Let us simplify the given function as $F\left( x \right)=\dfrac{x-1}{x-{{x}^{3}}}=\dfrac{x-1}{x\left( 1-{{x}^{2}} \right)}=\dfrac{x-1}{-x\left( {{x}^{2}}-1 \right)}.$
Now, we will apply the identity $\left( a+b \right)\left( a-b \right)={{a}^{2}}-{{b}^{2}}$ in the denominator.
We will get $F\left( x \right)=\dfrac{x-1}{-x\left( x+1 \right)\left( x-1 \right)}=\dfrac{-1}{x\left( x+1 \right)}=\dfrac{-1}{{{x}^{2}}+x}.$
Let us first discuss how to find the horizontal asymptotes for the given function.
A line $y=b$ is a horizontal asymptote of the graph of a function $y=f\left( x \right)$ if either $\displaystyle \lim_{x \to \infty }f\left( x \right)=b$ or $\displaystyle \lim_{x \to -\infty }f\left( x \right)=b.$
We will get $\displaystyle \lim_{x \to \pm \infty }f\left( x \right)=\displaystyle \lim_{x \to \pm \infty }\dfrac{-1}{{{x}^{2}}+x}=0.$
Therefore, there is a horizontal asymptote at $y=0.$
Let us first discuss how to find the vertical asymptotes for the given function.
A line $x=a$ is a vertical asymptote of a function$y=f\left( x \right)$ if either $\displaystyle \lim_{x \to {{a}^{+}}}f\left( x \right)=\pm \infty $ or $\displaystyle \lim_{x \to {{a}^{-}}}f\left( x \right)=\pm \infty .$
We need to find the limit of the function at $x=a$ from the left side and the limit of the function at $x=a$ from the right side.
Now, $\displaystyle \lim_{x \to {{0}^{+}}}f\left( x \right)=\displaystyle \lim_{x \to {{0}^{+}}}\dfrac{-1}{{{x}^{2}}-x}=\infty .$
And $\displaystyle \lim_{x \to {{0}^{-}}}f\left( x \right)=\displaystyle \lim_{x \to {{0}^{-}}}\dfrac{-1}{{{x}^{2}}-x}=-\infty .$
Now, we will get $x=0$ is a vertical asymptote.
Also, we will get $\displaystyle \lim_{x \to -{{1}^{+}}}f\left( x \right)=\displaystyle \lim_{x \to -{{1}^{+}}}\dfrac{-1}{{{x}^{2}}+x}=0.$
And $\displaystyle \lim_{x \to -{{1}^{-}}}f\left( x \right)=\displaystyle \lim_{x \to -{{1}^{-}}}\dfrac{-1}{{{x}^{2}}-x}=0.$
Therefore $x=-1$ is also a vertical asymptote.
By symmetry, the same is applicable for the line $x=1.$
We know that the oblique asymptote occurs when the degree of denominator is one less than the degree of numerator.
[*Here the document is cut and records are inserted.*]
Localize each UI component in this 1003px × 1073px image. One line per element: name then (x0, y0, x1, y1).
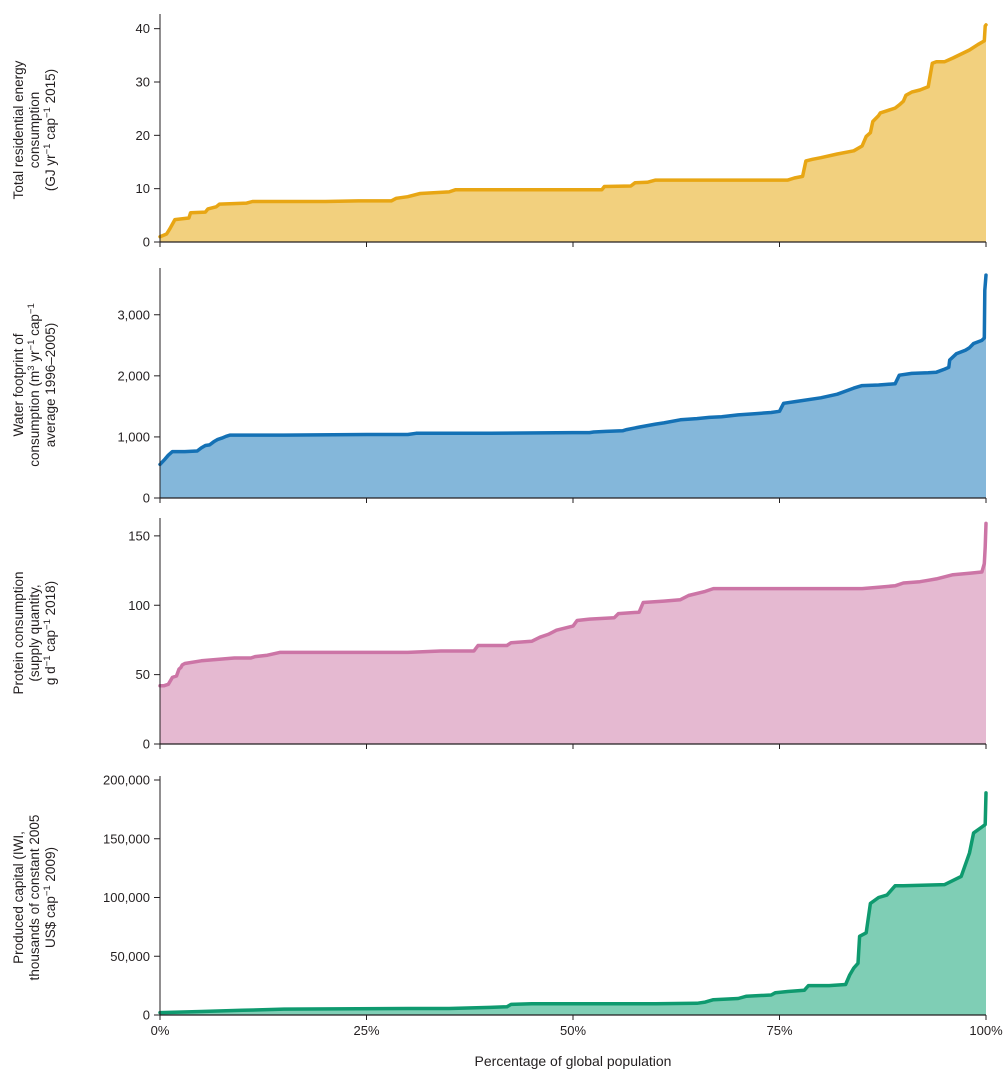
x-tick-label: 0% (151, 1023, 170, 1038)
y-tick-label: 0 (143, 491, 150, 506)
series-line (158, 23, 988, 239)
series-area (160, 792, 986, 1015)
y-tick-label: 200,000 (103, 773, 150, 788)
y-tick-label: 40 (136, 21, 150, 36)
y-tick-label: 0 (143, 1008, 150, 1023)
y-tick-label: 100 (128, 598, 150, 613)
y-tick-label: 1,000 (117, 429, 150, 444)
chart-panel-2: 0 1,000 2,000 3,000 Water footprint ofconsum… (11, 268, 988, 506)
series-line (158, 791, 988, 1015)
x-tick-labels: 0% 25% 50% 75% 100% (151, 1023, 1003, 1038)
y-tick-label: 20 (136, 128, 150, 143)
x-tick-label: 25% (353, 1023, 379, 1038)
x-tick-label: 100% (969, 1023, 1003, 1038)
chart-panel-4: 0 50,000 100,000 150,000 200,000 Produced cap… (11, 773, 988, 1023)
y-axis-label: Water footprint ofconsumption (m3 yr−1 c… (11, 303, 58, 467)
y-tick-label: 50,000 (110, 949, 150, 964)
y-tick-label: 30 (136, 75, 150, 90)
y-axis-label: Protein consumption(supply quantity,g d−… (11, 571, 58, 694)
chart-panels: 0 10 20 30 40 Total residential energyconsump… (11, 14, 988, 1023)
x-axis-label: Percentage of global population (475, 1053, 672, 1069)
y-tick-label: 2,000 (117, 368, 150, 383)
y-tick-label: 50 (136, 667, 150, 682)
series-area (160, 275, 986, 498)
x-tick-label: 75% (766, 1023, 792, 1038)
y-axis-label: Total residential energyconsumption(GJ y… (11, 60, 58, 199)
y-tick-label: 0 (143, 235, 150, 250)
chart-panel-1: 0 10 20 30 40 Total residential energyconsump… (11, 14, 988, 250)
series-line (158, 273, 988, 467)
y-axis-label: Produced capital (IWI,thousands of const… (11, 815, 58, 981)
y-tick-label: 150 (128, 528, 150, 543)
y-tick-label: 100,000 (103, 890, 150, 905)
x-tick-label: 50% (560, 1023, 586, 1038)
y-tick-label: 10 (136, 181, 150, 196)
chart-panel-3: 0 50 100 150 Protein consumption(supply quan… (11, 518, 988, 752)
series-area (160, 24, 986, 243)
y-tick-label: 3,000 (117, 307, 150, 322)
series-area (160, 523, 986, 744)
y-tick-label: 150,000 (103, 831, 150, 846)
y-tick-label: 0 (143, 737, 150, 752)
series-line (158, 521, 988, 688)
Therefore, this function does not have oblique asymptotes.
Hence the given function has a horizontal asymptote at $y=0,$ vertical asymptotes at $x=0,\pm 1$ and no oblique asymptotes.

Note: We know that a straight line is said to be an asymptote of an infinite branch of the graph of a function if, as the point $P$ recedes to infinity along the branch, the perpendicular distance of $P$ from the straight line tends to zero.